I respect what position my SD holds in my fiancé's life. But she does not respect me for who I am in his life ~ therefore she doesn't respect him at all. Trying to control your own fathers life ~ speaks volumes of what time of people they are. It's not kind , it's not living it's dark n dreary

Orange County Ca's picture

Why are you looking at her social media?

Keep in mind that none of the people who read it have anything to do with you, probably don't even know your name so what do you care what she writes?

Block it like you're trying to block her.

ENuff's picture

I do not stalk her at ALL. I have family members telling me what she says. 2 years ago I blocked n deleted her from my FB n I do not have any other social media accounts. The posts are often after some sort of incident that occurs ~ I m a grown ass woman n FB is all I can handle ~ computer is a challenge anymore.

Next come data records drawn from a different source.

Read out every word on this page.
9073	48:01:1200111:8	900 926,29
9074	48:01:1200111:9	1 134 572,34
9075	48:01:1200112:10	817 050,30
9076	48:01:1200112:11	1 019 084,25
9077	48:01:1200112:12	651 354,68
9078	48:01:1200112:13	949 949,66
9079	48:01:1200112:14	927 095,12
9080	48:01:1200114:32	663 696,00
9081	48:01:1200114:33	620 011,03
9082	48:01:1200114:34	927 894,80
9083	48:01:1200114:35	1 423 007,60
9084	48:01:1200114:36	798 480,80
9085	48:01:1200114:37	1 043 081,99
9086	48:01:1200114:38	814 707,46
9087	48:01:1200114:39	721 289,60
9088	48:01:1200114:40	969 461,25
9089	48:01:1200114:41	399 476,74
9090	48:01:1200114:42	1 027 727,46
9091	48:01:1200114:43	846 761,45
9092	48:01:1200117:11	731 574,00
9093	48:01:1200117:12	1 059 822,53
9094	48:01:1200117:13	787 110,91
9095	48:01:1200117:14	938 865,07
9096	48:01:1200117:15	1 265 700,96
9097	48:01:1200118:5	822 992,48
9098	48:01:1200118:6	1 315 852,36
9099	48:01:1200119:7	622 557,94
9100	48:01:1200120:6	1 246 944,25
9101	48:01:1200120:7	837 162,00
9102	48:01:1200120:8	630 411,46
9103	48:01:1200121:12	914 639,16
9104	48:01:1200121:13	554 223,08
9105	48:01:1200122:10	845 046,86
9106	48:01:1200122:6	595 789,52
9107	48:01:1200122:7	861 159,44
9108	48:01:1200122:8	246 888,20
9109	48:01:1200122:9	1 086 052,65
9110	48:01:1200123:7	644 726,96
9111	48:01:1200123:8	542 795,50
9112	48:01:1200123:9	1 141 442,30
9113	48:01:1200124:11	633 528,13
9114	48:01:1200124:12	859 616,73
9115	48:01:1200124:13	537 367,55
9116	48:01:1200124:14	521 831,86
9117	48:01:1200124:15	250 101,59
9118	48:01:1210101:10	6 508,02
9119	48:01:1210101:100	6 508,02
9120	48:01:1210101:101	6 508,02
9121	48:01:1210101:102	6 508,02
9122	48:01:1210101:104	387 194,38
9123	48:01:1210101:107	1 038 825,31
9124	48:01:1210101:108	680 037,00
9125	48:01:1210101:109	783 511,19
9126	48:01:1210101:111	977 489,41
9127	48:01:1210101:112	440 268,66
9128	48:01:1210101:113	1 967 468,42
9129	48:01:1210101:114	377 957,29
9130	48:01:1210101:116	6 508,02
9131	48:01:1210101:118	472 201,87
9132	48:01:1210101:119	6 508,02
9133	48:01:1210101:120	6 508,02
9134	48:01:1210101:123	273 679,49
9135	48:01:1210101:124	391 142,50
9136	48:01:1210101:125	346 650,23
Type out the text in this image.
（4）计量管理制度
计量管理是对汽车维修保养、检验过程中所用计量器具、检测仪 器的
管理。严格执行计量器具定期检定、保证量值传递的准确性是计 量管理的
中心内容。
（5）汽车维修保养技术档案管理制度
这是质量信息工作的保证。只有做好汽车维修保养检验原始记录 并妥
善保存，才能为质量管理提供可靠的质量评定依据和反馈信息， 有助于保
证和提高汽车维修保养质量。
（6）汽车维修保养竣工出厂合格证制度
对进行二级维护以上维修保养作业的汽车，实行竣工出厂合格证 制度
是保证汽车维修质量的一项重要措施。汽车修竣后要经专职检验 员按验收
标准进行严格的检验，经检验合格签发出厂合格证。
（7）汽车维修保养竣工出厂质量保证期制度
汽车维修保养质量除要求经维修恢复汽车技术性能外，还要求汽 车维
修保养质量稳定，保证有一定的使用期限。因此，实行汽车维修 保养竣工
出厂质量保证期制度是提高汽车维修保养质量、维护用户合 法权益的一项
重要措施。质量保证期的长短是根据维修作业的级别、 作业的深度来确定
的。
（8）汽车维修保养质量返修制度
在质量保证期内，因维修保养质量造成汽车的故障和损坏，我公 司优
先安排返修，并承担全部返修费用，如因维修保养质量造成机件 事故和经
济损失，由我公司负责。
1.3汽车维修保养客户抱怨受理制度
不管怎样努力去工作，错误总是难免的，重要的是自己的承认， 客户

I have never revealed my anguish to my fiancé's family members at all ~ they question her posts that seem to be directed toward me. I feel that I will not bad mouth her to her family ~ they can see it for themselves. I am not on of those people ~ that builds an army type of people.

Orange County Ca's picture

Tell your family members that you do not want to hear one word about what she says or writes about you. If the subject comes up remind them she is not to be discussed in your presence.

ENuff's picture

Yup your right ~ without a bitchy attitude as well.

I find the whole situation just bs ~ this wedding happened a little over a month now. I have not asked fiancé if he has spoke to her ~ for fear it will lead to a dreaded fight. My relationship feels like a time bomb ticking.

He is so blinded by her chameleon like tendencies ~ n I see through her shit.